Financial reform becomes law: The devil's in the details

There has been much cheerleading and jeering over the Dodd-Frank Wall Street Reform and Consumer Protection Act, signed into law by President Obama July 21, coming from those that have been supporting/opposing the effort all along. However, those whose job it is to provide a more measured analysis of the law are less certain of its ramifications. A lot of details have been passed over in legislation and are to be fleshed out in the regulatory rulemaking process. In fact, to implement the Act, the CFTC released a list of rulemaking for over the counter derivatives that included 30 different categories.

While this would be the case to a certain extent with any such large legislative effort, it appears doubly so in this instance. “I don’t think there is any question that just about every time they could not get unanimity on a particular term they said ‘OK we are going to fob it off.’ Yes there is going to be a lot of rulemaking,” says former Commodity Futures Trading Commission (CFTC) Chairman Philip McBride Johnson, of counsel for Skadden Arps.

“There are two levels of this. First there is the normal rulemaking that follows all legislation but in this case in spades. There are also certain provisions where the CFTC and SEC [Securities and Exchange Commission] are instructed to come up with parallel stuff — and we know how successful they have been [in working together],” Johnson jokes.

While the bill touches on almost every facet of the financial industry, one area that has left traders particularly concerned is its impact on over-the-counter (OTC) derivatives.

“Standardized derivatives will be required to trade on open platforms and be submitted for clearing to central counterparties. This will greatly improve transparency and lower risk in the marketplace,” Gary Gensler, Chairman of the CFTC, said in a statement following the passage of the bill.

The act includes changes in OTC derivatives trading, and gives the regulatory agencies the authority to create new rules for swaps. “This is going to be a net positive for the exchanges regardless of the final details in the rules,” says Kevin McPartland, senior analyst at Tabb Group. “We don’t see a lot of the current swap business moving to an exchange-traded model, but with most of the clearinghouses at least partially owned by the exchanges, there’s going to be some huge benefit because the OTC clearing business will only grow over the next couple of years.”

Johnson agrees. “The exchanges are going to see a boatload of business from the intra-swap dealers.
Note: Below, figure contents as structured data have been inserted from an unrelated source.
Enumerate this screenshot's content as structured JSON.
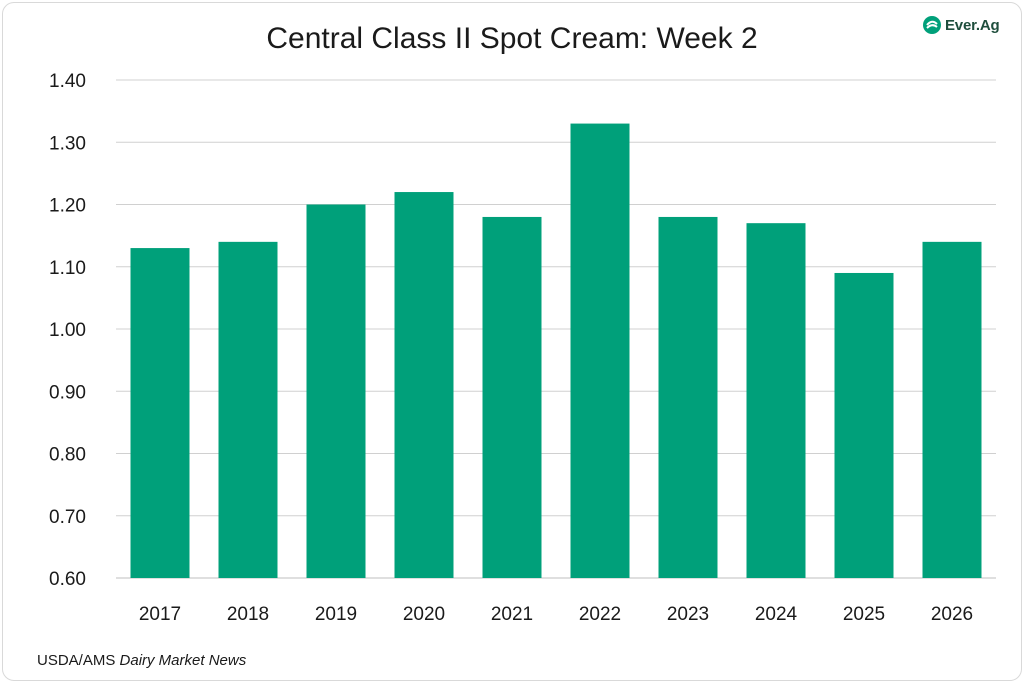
{
  "header": {
    "title": "Central Class II Spot Cream: Week 2",
    "logo_text": "Ever.Ag"
  },
  "footer": {
    "source_prefix": "USDA/AMS ",
    "source_publication": "Dairy Market News"
  },
  "colors": {
    "bar": "#00a07a",
    "gridline": "#d0d0d0",
    "logo_mark": "#00a07a"
  },
  "chart_data": {
    "type": "bar",
    "title": "Central Class II Spot Cream: Week 2",
    "xlabel": "",
    "ylabel": "",
    "categories": [
      "2017",
      "2018",
      "2019",
      "2020",
      "2021",
      "2022",
      "2023",
      "2024",
      "2025",
      "2026"
    ],
    "values": [
      1.13,
      1.14,
      1.2,
      1.22,
      1.18,
      1.33,
      1.18,
      1.17,
      1.09,
      1.14
    ],
    "ylim": [
      0.6,
      1.4
    ],
    "yticks": [
      0.6,
      0.7,
      0.8,
      0.9,
      1.0,
      1.1,
      1.2,
      1.3,
      1.4
    ],
    "ytick_labels": [
      "0.60",
      "0.70",
      "0.80",
      "0.90",
      "1.00",
      "1.10",
      "1.20",
      "1.30",
      "1.40"
    ],
    "grid": true,
    "legend": "none"
  }
}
It is very good for the markets and very good for the exchanges.”

And once some OTC products are moved into the clearinghouse, it will attract more business to benefit from offsets. “It would be better to have these things symmetrical,” Johnson adds.

Paul Zubulake, senior analyst at Aite Group, sees OTC business only cleared on exchanges with executions happening on alternate sites. “It’s going to happen on the alternative swap facilities,” he says.

McPartland says the new rules will mean more transparency for traders. “We’ll see much more readily accessible electronic data for swaps trading. We’ve already seen new swap execution facilities announced and the existing platforms will only grow as trading will need to go through those platforms based on the product, so it should make the execution process a lot more transparent regardless of the [trading] venue,” he says.

The passage of the legislation is only the first step in the process, as the bill gives the CFTC and SEC authority to make the rules, which is a process that analysts say could take up to a year.

“The swap execution facility definition in the bill is very vague. What’s required from a reporting perspective and what products will be required for clearing [still need to be decided]. [The CFTC and SEC need] to handle the hundreds of products and the backlog of products that need to be examined to see if they need to be centrally cleared,” McPartland says.

Zubulake says gaps in regulation between the SEC and CFTC could create uncertainty with new products. “There’s still this divide about who gets what. The fragmented regulatory system is still inefficient,” he says.

And Johnson adds that the agencies’ track record on cooperation is not good. “There is an expectation that the two agencies will cooperate with each other far more than history would suggest.”

While there is a hedge exemption for commercial players in the new law, they will still be required to notify the CFTC as to how they plan to meet their obligations. It is unclear what the CFTC will be looking for or if they will hold back the exemption if they are weary of that commercial’s ability to meet their obligation.

McPartland says the rule-writing process could take six to 12 months with another six to 12 months of implementation time for everyone to comply with new rules. Ultimately, he predicts that the new regulatory order won’t be fully in place until 2012.

Jay Gould, head of the investment funds practice at Pillsbury, says, “It will be two to three years before everything is finally implemented. Even then, it will be tweaked and continue to be an ongoing source of lobbying efforts. The real details of the bill will be worked out in the administrative process.”

Bill Isaac, former FDIC chairman and a major critic of the TARP bailout, stated in a Forbes editorial that “The legislation does not address the major causes of the crisis, would not have prevented it from happening, and most certainly will not prevent the next crisis.”

Isaac’s biggest criticisms is that the Systematic Risk Council developed to identify systemic risk will be run by the Treasury, Federal Reserve and SEC who he faults with leading us into the crisis in the first place. Also that the five largest banking institutions will continue to be too big to fail.